In Abbildung 1 finden Sie die drei für die Bevölkerung wichtigsten politischen Problembereiche dargestellt:

Die wichtigsten Sorgen der Bevölkerung über die Zeit
SRF-SWI

Obwohl die Auswirkungen des Klimawandels die Bevölkerung nach wie vor stark beschäftigen – gerade in den vergangenen für die Schweiz ausserordentlich warmen Herbsttagen – zeigt sich aber seit den letzten Wahlen doch ein langsamer Rückgang der Wichtigkeit dieses Themas.

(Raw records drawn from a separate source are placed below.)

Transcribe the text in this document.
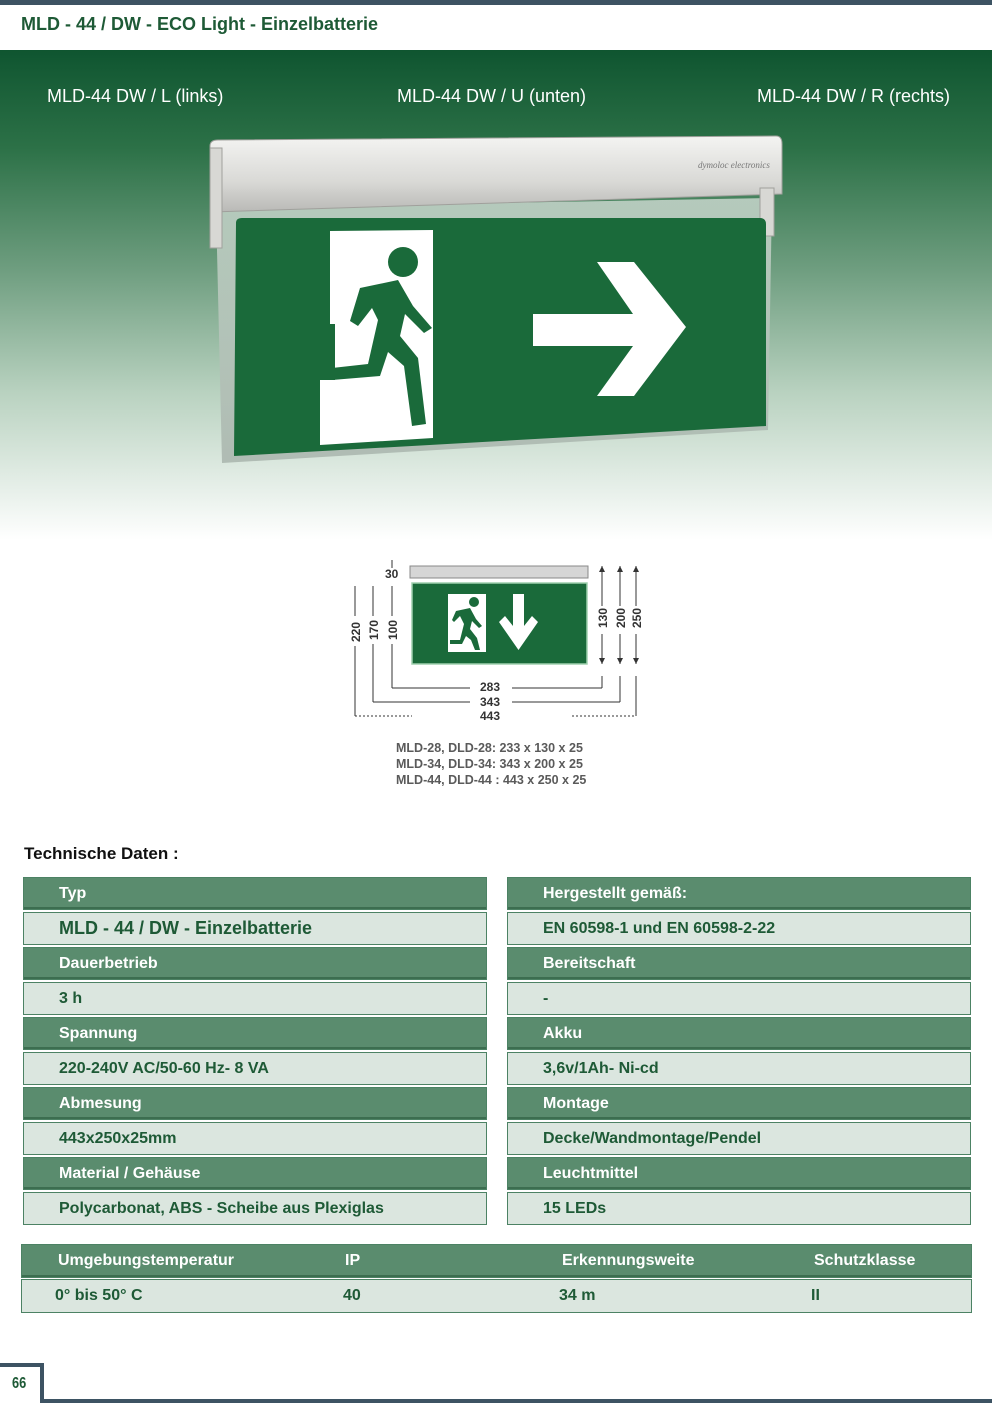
MLD - 44 / DW - ECO Light - Einzelbatterie
MLD-44 DW / L (links)	MLD-44 DW / U (unten)	MLD-44 DW / R (rechts)
dymoloc electronics
30
220 170 100
130 200 250
283
343
443
MLD-28, DLD-28: 233 x 130 x 25
MLD-34, DLD-34: 343 x 200 x 25
MLD-44, DLD-44 : 443 x 250 x 25
Technische Daten :
Typ
MLD - 44 / DW - Einzelbatterie
Dauerbetrieb
3 h
Spannung
220-240V AC/50-60 Hz- 8 VA
Abmesung
443x250x25mm
Material / Gehäuse
Polycarbonat, ABS - Scheibe aus Plexiglas
Hergestellt gemäß:
EN 60598-1 und EN 60598-2-22
Bereitschaft
-
Akku
3,6v/1Ah- Ni-cd
Montage
Decke/Wandmontage/Pendel
Leuchtmittel
15 LEDs
Umgebungstemperatur	IP	Erkennungsweite	Schutzklasse
0° bis 50° C	40	34 m	II
66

Nach 2019 sank der Anteil der Bevölkerung, der den Umgang mit dem Klimawandel zu den drei grössten Herausforderungen zählt. Im Herbst 2021 betrachtete mit 44% fast die Hälfte der Bevölkerung den Klimawandel als das klar wichtigste politische Problem der Schweiz.

Mittlerweile sind es noch 37%. Eine gegenläufige Entwicklung ist auf der anderen Seite beim Thema der Zuwanderung in die Schweiz feststellbar. Diese Thematik hat in den letzten Jahren stetig an Bedeutung gewonnen und ist nun wieder – wie in länger zurückliegenden Jahren – ganz oben angelangt.

Unterschiedliche Problembetrachtung im Inland und der Fünften Schweiz

Im grossen Ganzen sehen die Auslandschweizer:innen die Situation ziemlich ähnlich wie die Schweizer:innen im Inland, doch einige Unterschiede gibt es. Zum Beispiel bei den Spitzenplätzen:

Die im Ausland lebenden Schweizer:innen betrachten die Sorgen um die Krankenkassenprämien als eine etwas weniger wichtige Herausforderung als die Schweizer Bevölkerung.

Der Umgang mit dem Klimawandel wird gleich gewichtet, die Zuwanderung hingegen ist für die Auslandschweizer:innen eine noch wichtigere Herausforderung als für die Schweizer:innen, die in ihrem Heimatland leben.

In Abbildung 2 ist dargestellt, in welcher Reihenfolge die Auslandschweizer:innen die politischen Herausforderungen betrachten:

Die wichtigsten Sorgen unterschieden für Auslandschweizer:innen und Schweizer:innen im Inland.
SRF-SWI

Bei den weniger wichtigen Herausforderungen zeigen sich ebenfalls einige Unterschiede. Die Reform der Altersvorsorge beschäftigt die Fünfte Schweiz weniger.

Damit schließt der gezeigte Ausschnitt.